LA FRUGALIDAD DE LOS ANTIGUOS

a | En medio de su gloria y de sus victorias contra los cartagineses, Atilio Régulo, general del ejército romano en África, escribió a la República que un mozo de labranza al que había dejado como administrador único de su patrimonio el cual no sumaba sino siete yugadas de tierra, había huido llevándose los instrumentos de labranza. Pedía permiso para regresar y hacerse cargo, por miedo a que su mujer y sus hijos sufrieran las consecuencias. El Senado procedió a confiar a otro la gestión de sus bienes e hizo que le restablecieran lo que le habían robado; ordenó además que su mujer y sus hijos fuesen mantenidos a cargo del erario público.[1]

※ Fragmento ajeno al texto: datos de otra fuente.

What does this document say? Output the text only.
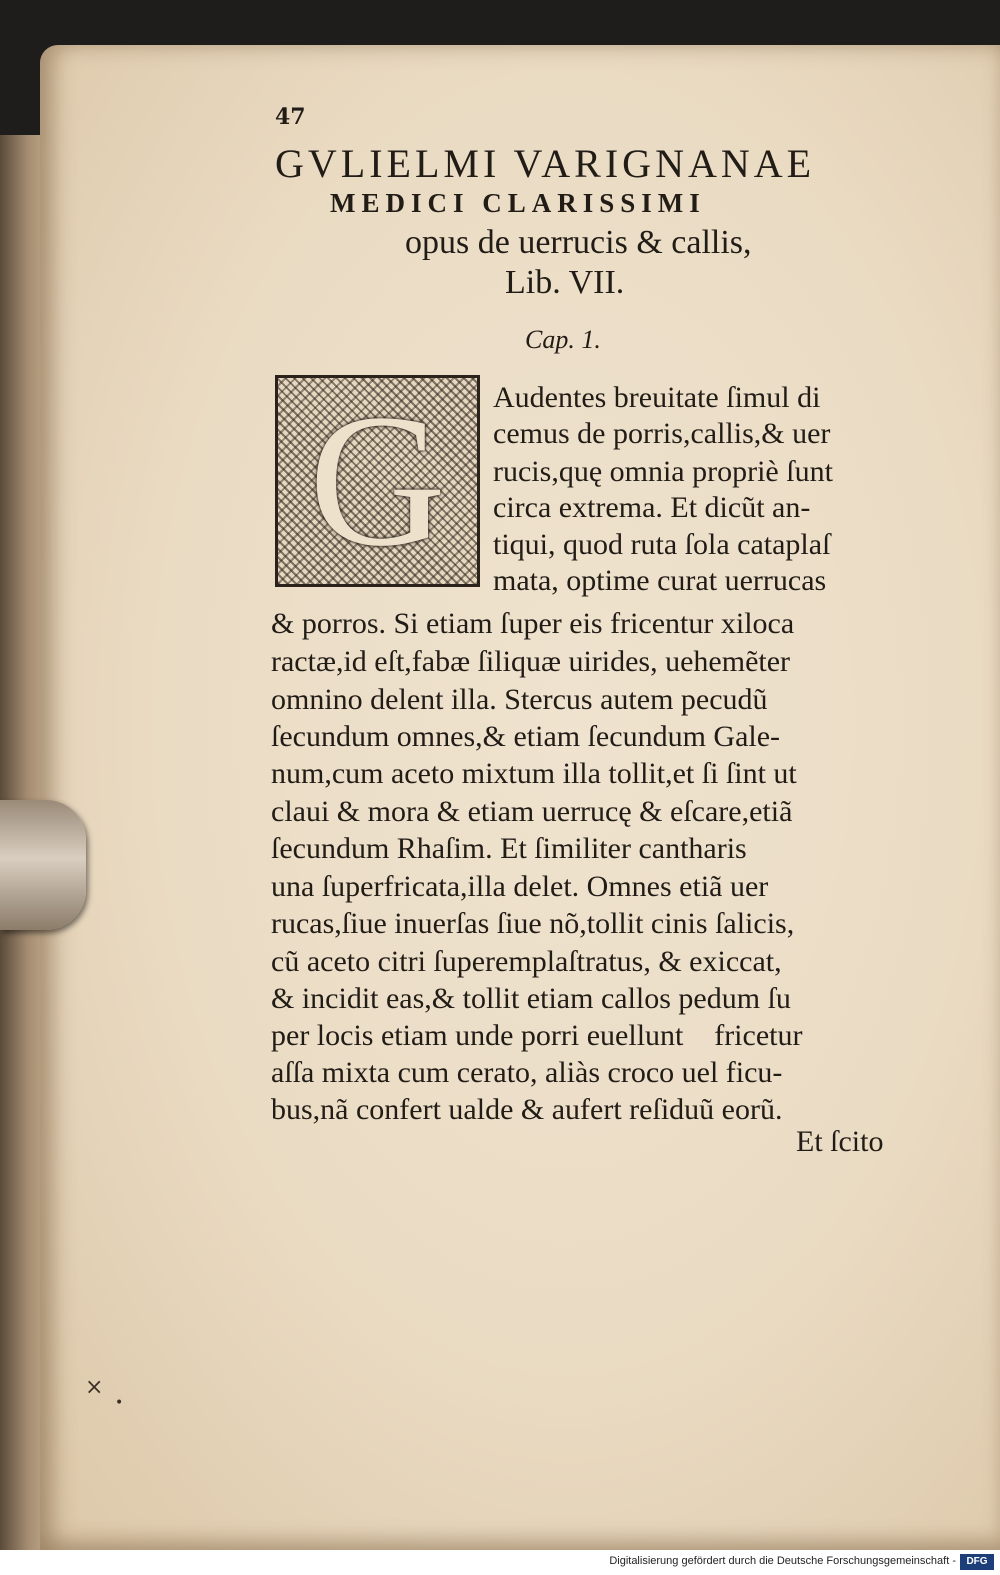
47
GVLIELMI VARIGNANAE
MEDICI CLARISSIMI
opus de uerrucis & callis,
Lib. VII.
Cap. 1.
G	Audentes breuitate ſimul di
cemus de porris,callis,& uer
rucis,quę omnia propriè ſunt
circa extrema. Et dicũt an-
tiqui, quod ruta ſola cataplaſ
mata, optime curat uerrucas
& porros. Si etiam ſuper eis fricentur xiloca
ractæ,id eſt,fabæ ſiliquæ uirides, uehemẽter
omnino delent illa. Stercus autem pecudũ
ſecundum omnes,& etiam ſecundum Gale-
num,cum aceto mixtum illa tollit,et ſi ſint ut
claui & mora & etiam uerrucę & eſcare,etiã
ſecundum Rhaſim. Et ſimiliter cantharis
una ſuperfricata,illa delet. Omnes etiã uer
rucas,ſiue inuerſas ſiue nõ,tollit cinis ſalicis,
cũ aceto citri ſuperemplaſtratus, & exiccat,
& incidit eas,& tollit etiam callos pedum ſu
per locis etiam unde porri euelluntᷓ fricetur
aſſa mixta cum cerato, aliàs croco uel ficu-
bus,nã confert ualde & aufert reſiduũ eorũ.
Et ſcito
×
•
Digitalisierung gefördert durch die Deutsche Forschungsgemeinschaft -	DFG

Cuando Catón el Viejo volvió de España como cónsul, vendió su caballo de servicio para ahorrar el dinero que habría costado devolverlo a Italia por mar. Y cuando era gobernador de Cerdeña, hacía sus visitas a pie, sin más séquito que un oficial de la República que le llevaba un vestido y un vaso para hacer los sacrificios; la mayoría de veces llevaba él mismo su baúl. Se jactaba de no haber tenido nunca ninguna ropa que le hubiese costado más de diez escudos, y de no haber enviado al mercado más de diez sueldos al día, y de que ninguna de sus casas de campo estaba revestida y decorada por fuera.[2] Escipión Emiliano, tras dos triunfos y dos consulados, partió como embajador únicamente con siete servidores.[3] Se dice que Homero nunca tuvo más que uno; Platón, tres; Zenón, cabeza de la escuela estoica, ninguno.[4] b | A Tiberio Graco, que en aquel entonces era el primero entre los romanos, le asignaron sólo cinco sueldos y medio por día cuando partió en misión para la República.[5]